As a political matter, Benghazi presented several potential problems for the Obama administration. The administration had failed to improve security at the consulate despite requests, failed to anticipate an Al-Qaeda attack on September 11, and failed to mount a prompt rescue mission. These could all be explained by a combination of bureaucratic sloth, intelligence failure and possibly reasonable caution. That’s bad, but no party has a monopoly on error.

But an honest accounting that the Benghazi attack was carried out by an Al-Qaeda affiliate would also have opened the Obama administration to plausible (one can argue whether fair) charges that they were negligent, incompetent, and cowardly in this case. It would also have potentially undermined the “Bin Laden’s dead” narrative. Well, Al-Qaeda is alive, our ambassador is dead, and you don’t know what you are doing. The story about the YouTube clip turned it from a successful terrorist operation (to which the administration responded slowly) to a “spontaneous” and unforeseeable response to an unforeseeable event. The YouTube clip was like an earthquake or something and the ambassador was killed as a result. You can’t blame the president for an earthquake can you?

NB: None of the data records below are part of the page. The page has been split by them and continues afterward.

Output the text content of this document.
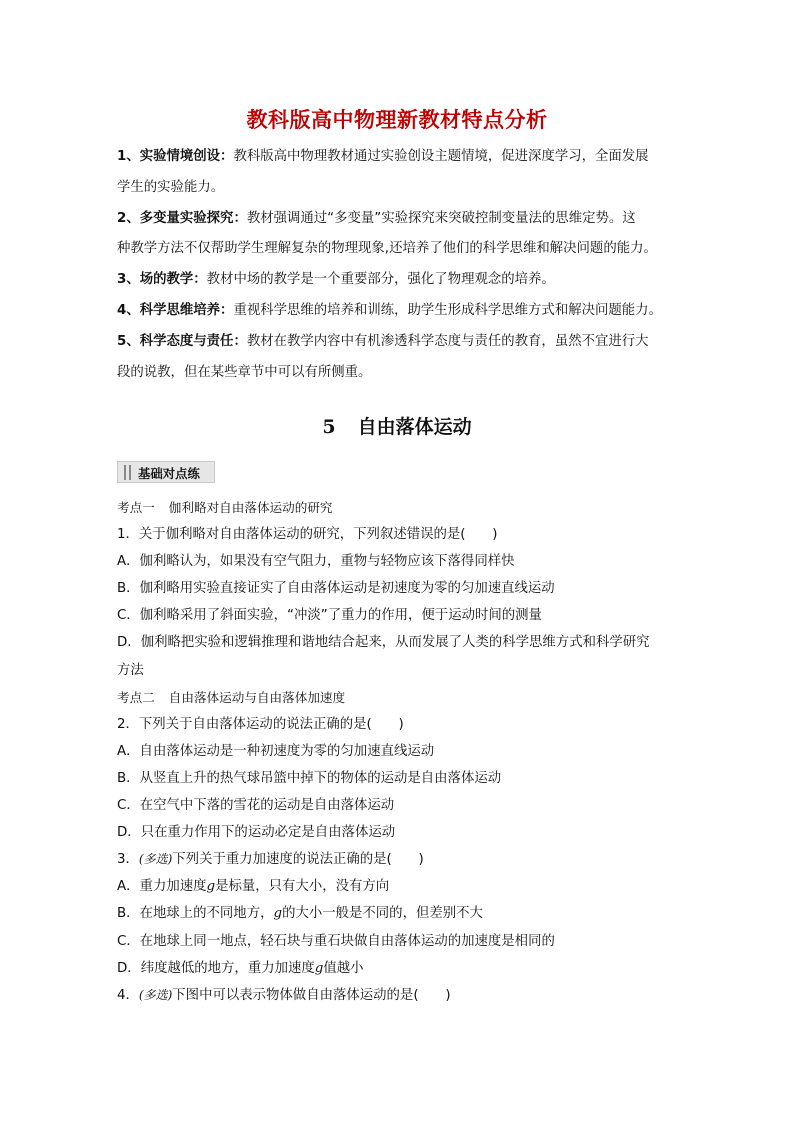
教科版高中物理新教材特点分析

1、实验情境创设：教科版高中物理教材通过实验创设主题情境，促进深度学习，全面发展

学生的实验能力。

2、多变量实验探究：教材强调通过“多变量”实验探究来突破控制变量法的思维定势。这

种教学方法不仅帮助学生理解复杂的物理现象,还培养了他们的科学思维和解决问题的能力。

3、场的教学：教材中场的教学是一个重要部分，强化了物理观念的培养。

4、科学思维培养：重视科学思维的培养和训练，助学生形成科学思维方式和解决问题能力。

5、科学态度与责任：教材在教学内容中有机渗透科学态度与责任的教育，虽然不宜进行大

段的说教，但在某些章节中可以有所侧重。

5 自由落体运动
基础对点练

考点一 伽利略对自由落体运动的研究

1．关于伽利略对自由落体运动的研究，下列叙述错误的是(　　)

A．伽利略认为，如果没有空气阻力，重物与轻物应该下落得同样快

B．伽利略用实验直接证实了自由落体运动是初速度为零的匀加速直线运动

C．伽利略采用了斜面实验，“冲淡”了重力的作用，便于运动时间的测量

D．伽利略把实验和逻辑推理和谐地结合起来，从而发展了人类的科学思维方式和科学研究

方法

考点二 自由落体运动与自由落体加速度

2．下列关于自由落体运动的说法正确的是(　　)

A．自由落体运动是一种初速度为零的匀加速直线运动

B．从竖直上升的热气球吊篮中掉下的物体的运动是自由落体运动

C．在空气中下落的雪花的运动是自由落体运动

D．只在重力作用下的运动必定是自由落体运动

3．(多选)下列关于重力加速度的说法正确的是(　　)

A．重力加速度g是标量，只有大小，没有方向

B．在地球上的不同地方，g的大小一般是不同的，但差别不大

C．在地球上同一地点，轻石块与重石块做自由落体运动的加速度是相同的

D．纬度越低的地方，重力加速度g值越小

4．(多选)下图中可以表示物体做自由落体运动的是(　　)
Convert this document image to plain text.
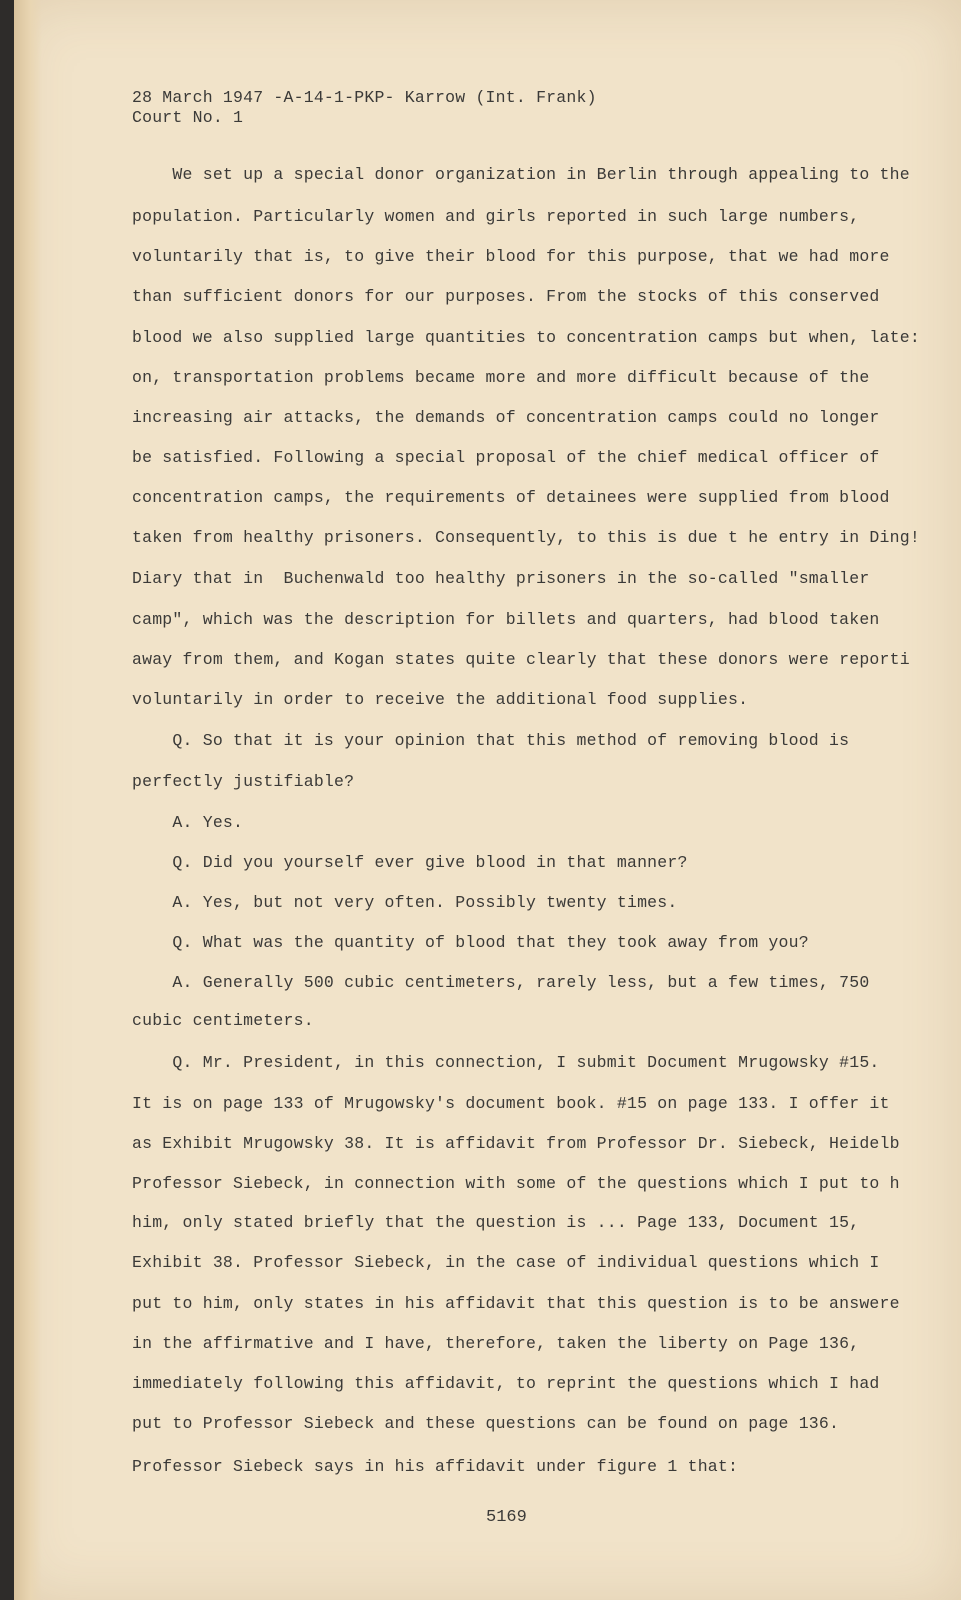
28 March 1947 -A-14-1-PKP- Karrow (Int. Frank)

Court No. 1

We set up a special donor organization in Berlin through appealing to the

population. Particularly women and girls reported in such large numbers,

voluntarily that is, to give their blood for this purpose, that we had more

than sufficient donors for our purposes. From the stocks of this conserved

blood we also supplied large quantities to concentration camps but when, late:

on, transportation problems became more and more difficult because of the

increasing air attacks, the demands of concentration camps could no longer

be satisfied. Following a special proposal of the chief medical officer of

concentration camps, the requirements of detainees were supplied from blood

taken from healthy prisoners. Consequently, to this is due t he entry in Ding!

Diary that in  Buchenwald too healthy prisoners in the so-called "smaller

camp", which was the description for billets and quarters, had blood taken

away from them, and Kogan states quite clearly that these donors were reporti

voluntarily in order to receive the additional food supplies.

Q. So that it is your opinion that this method of removing blood is

perfectly justifiable?

A. Yes.

Q. Did you yourself ever give blood in that manner?

A. Yes, but not very often. Possibly twenty times.

Q. What was the quantity of blood that they took away from you?

A. Generally 500 cubic centimeters, rarely less, but a few times, 750

cubic centimeters.

Q. Mr. President, in this connection, I submit Document Mrugowsky #15.

It is on page 133 of Mrugowsky's document book. #15 on page 133. I offer it

as Exhibit Mrugowsky 38. It is affidavit from Professor Dr. Siebeck, Heidelb

Professor Siebeck, in connection with some of the questions which I put to h

him, only stated briefly that the question is ... Page 133, Document 15,

Exhibit 38. Professor Siebeck, in the case of individual questions which I

put to him, only states in his affidavit that this question is to be answere

in the affirmative and I have, therefore, taken the liberty on Page 136,

immediately following this affidavit, to reprint the questions which I had

put to Professor Siebeck and these questions can be found on page 136.

Professor Siebeck says in his affidavit under figure 1 that:

5169
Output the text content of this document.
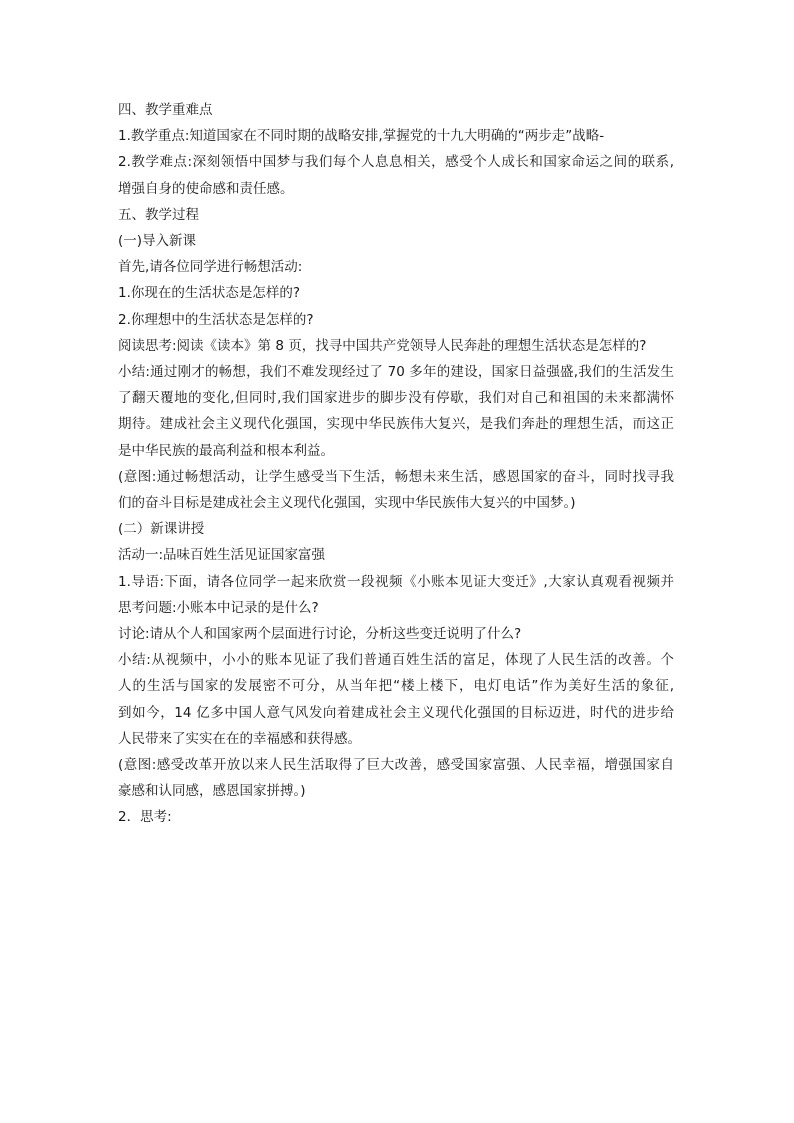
四、教学重难点
1.教学重点:知道国家在不同时期的战略安排,掌握党的十九大明确的“两步走”战略-
2.教学难点:深刻领悟中国梦与我们每个人息息相关，感受个人成长和国家命运之间的联系,
增强自身的使命感和责任感。
五、教学过程
(一)导入新课
首先,请各位同学进行畅想活动:
1.你现在的生活状态是怎样的?
2.你理想中的生活状态是怎样的?
阅读思考:阅读《读本》第 8 页，找寻中国共产党领导人民奔赴的理想生活状态是怎样的?
小结:通过刚才的畅想，我们不难发现经过了 70 多年的建设，国家日益强盛,我们的生活发生
了翻天覆地的变化,但同时,我们国家进步的脚步没有停歇，我们对自己和祖国的未来都满怀
期待。建成社会主义现代化强国，实现中华民族伟大复兴，是我们奔赴的理想生活，而这正
是中华民族的最高利益和根本利益。
(意图:通过畅想活动，让学生感受当下生活，畅想未来生活，感恩国家的奋斗，同时找寻我
们的奋斗目标是建成社会主义现代化强国，实现中华民族伟大复兴的中国梦。)
(二）新课讲授
活动一:品味百姓生活见证国家富强
1.导语:下面，请各位同学一起来欣赏一段视频《小账本见证大变迁》,大家认真观看视频并
思考问题:小账本中记录的是什么?
讨论:请从个人和国家两个层面进行讨论，分析这些变迁说明了什么?
小结:从视频中，小小的账本见证了我们普通百姓生活的富足，体现了人民生活的改善。个
人的生活与国家的发展密不可分，从当年把“楼上楼下，电灯电话”作为美好生活的象征,
到如今，14 亿多中国人意气风发向着建成社会主义现代化强国的目标迈进，时代的进步给
人民带来了实实在在的幸福感和获得感。
(意图:感受改革开放以来人民生活取得了巨大改善，感受国家富强、人民幸福，增强国家自
豪感和认同感，感恩国家拼搏。)
2．思考:
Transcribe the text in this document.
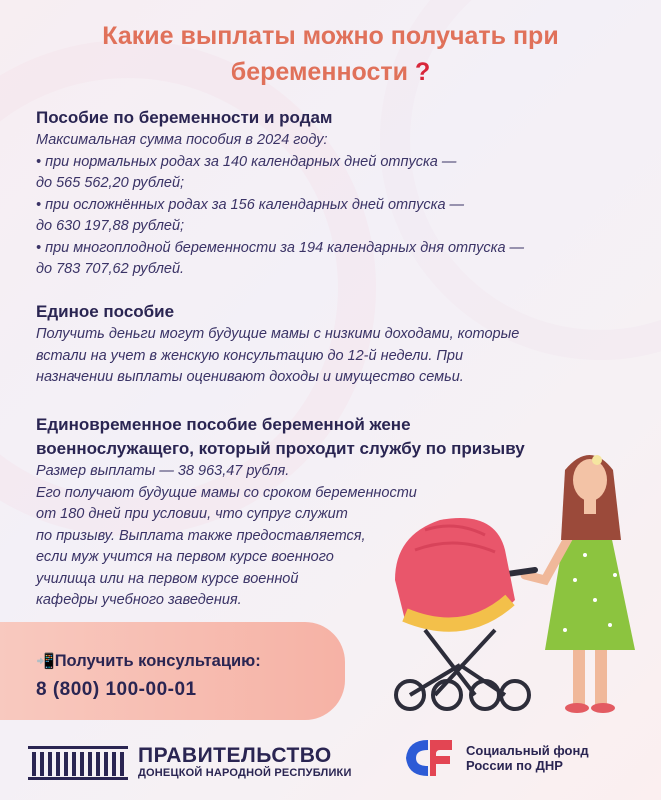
Какие выплаты можно получать при
беременности ?
Пособие по беременности и родам
Максимальная сумма пособия в 2024 году:
• при нормальных родах за 140 календарных дней отпуска —
до 565 562,20 рублей;
• при осложнённых родах за 156 календарных дней отпуска —
до 630 197,88 рублей;
• при многоплодной беременности за 194 календарных дня отпуска —
до 783 707,62 рублей.
Единое пособие
Получить деньги могут будущие мамы с низкими доходами, которые
встали на учет в женскую консультацию до 12-й недели. При
назначении выплаты оценивают доходы и имущество семьи.
Единовременное пособие беременной жене
военнослужащего, который проходит службу по призыву
Размер выплаты — 38 963,47 рубля.
Его получают будущие мамы со сроком беременности
от 180 дней при условии, что супруг служит
по призыву. Выплата также предоставляется,
если муж учится на первом курсе военного
училища или на первом курсе военной
кафедры учебного заведения.
📲Получить консультацию:
8 (800) 100-00-01
ПРАВИТЕЛЬСТВО
ДОНЕЦКОЙ НАРОДНОЙ РЕСПУБЛИКИ
Социальный фонд
России по ДНР
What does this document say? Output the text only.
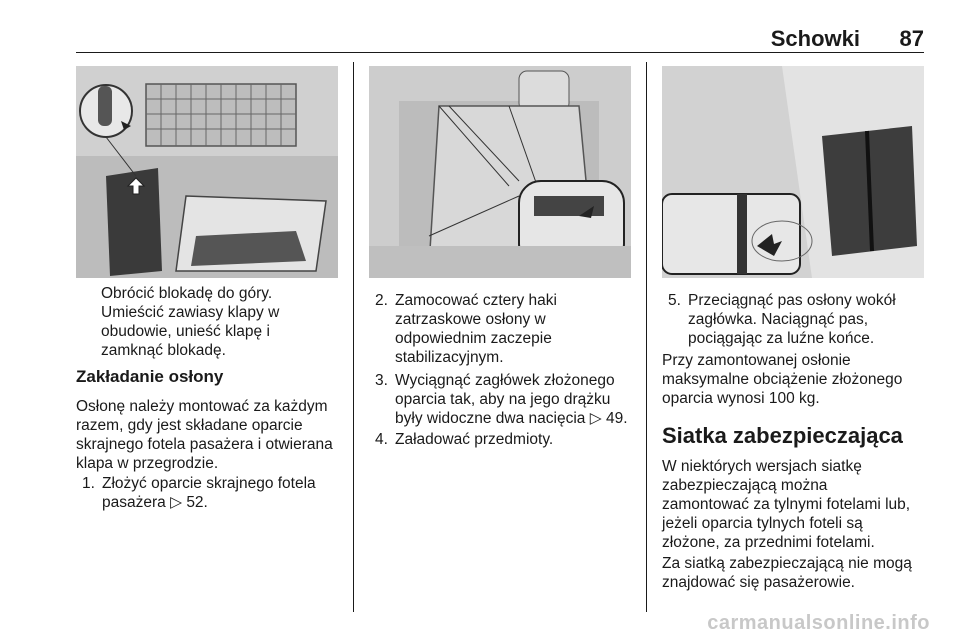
Schowki	87

Obrócić blokadę do góry.

Umieścić zawiasy klapy w

obudowie, unieść klapę i

zamknąć blokadę.

Zakładanie osłony

Osłonę należy montować za każdym

razem, gdy jest składane oparcie

skrajnego fotela pasażera i otwierana

klapa w przegrodzie.

1. Złożyć oparcie skrajnego fotela

pasażera ▷ 52.

2. Zamocować cztery haki

zatrzaskowe osłony w

odpowiednim zaczepie

stabilizacyjnym.

3. Wyciągnąć zagłówek złożonego

oparcia tak, aby na jego drążku

były widoczne dwa nacięcia ▷ 49.

4. Załadować przedmioty.

5. Przeciągnąć pas osłony wokół

zagłówka. Naciągnąć pas,

pociągając za luźne końce.

Przy zamontowanej osłonie

maksymalne obciążenie złożonego

oparcia wynosi 100 kg.

Siatka zabezpieczająca

W niektórych wersjach siatkę

zabezpieczającą można

zamontować za tylnymi fotelami lub,

jeżeli oparcia tylnych foteli są

złożone, za przednimi fotelami.

Za siatką zabezpieczającą nie mogą

znajdować się pasażerowie.

carmanualsonline.info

Now I think that when it comes to Benghazi, both the fears of Democrats and the hopes of Republicans were equally misplaced. The American public has a high tolerance level for foreign policy error. Clinton had his disaster in Somalia where over a dozen American personnel were killed. Over two hundred American service personnel were killed in the Beirut bombing under Reagan. Both won comfortable reelections. George W. Bush pursued the wrong policy in Iraq for two years before the public turned on him. The Benghazi attack was much closer to the election, but what minds were going to be changed by the fact of the attack itself?  It wasn’t like the median voter was going to forget that they disliked Bush’s handling of Iraq, or that they would have concluded, from this one attack by an Al-Qaeda affiliate, that Obama’s whole approach to terrorism was a failure.  It wasn’t like Mitt Romney was offering a popular set of alternative policies. The public’s perception of Obama’s handling on foreign policy was not based on the idea that he was perfect, just that he was better than the guy who came before. If the Obama administration had been honest and explained how they would do better in the future, they would have taken some lumps for a few days from their opponents, and the story would have moved on.

But I’m not writing this in the heat of a campaign. Lying about Benghazi must have seemed like an easy way out of a political jam. They should be called on their lie, but I don’t know how much damage this does to Obama in the long-run.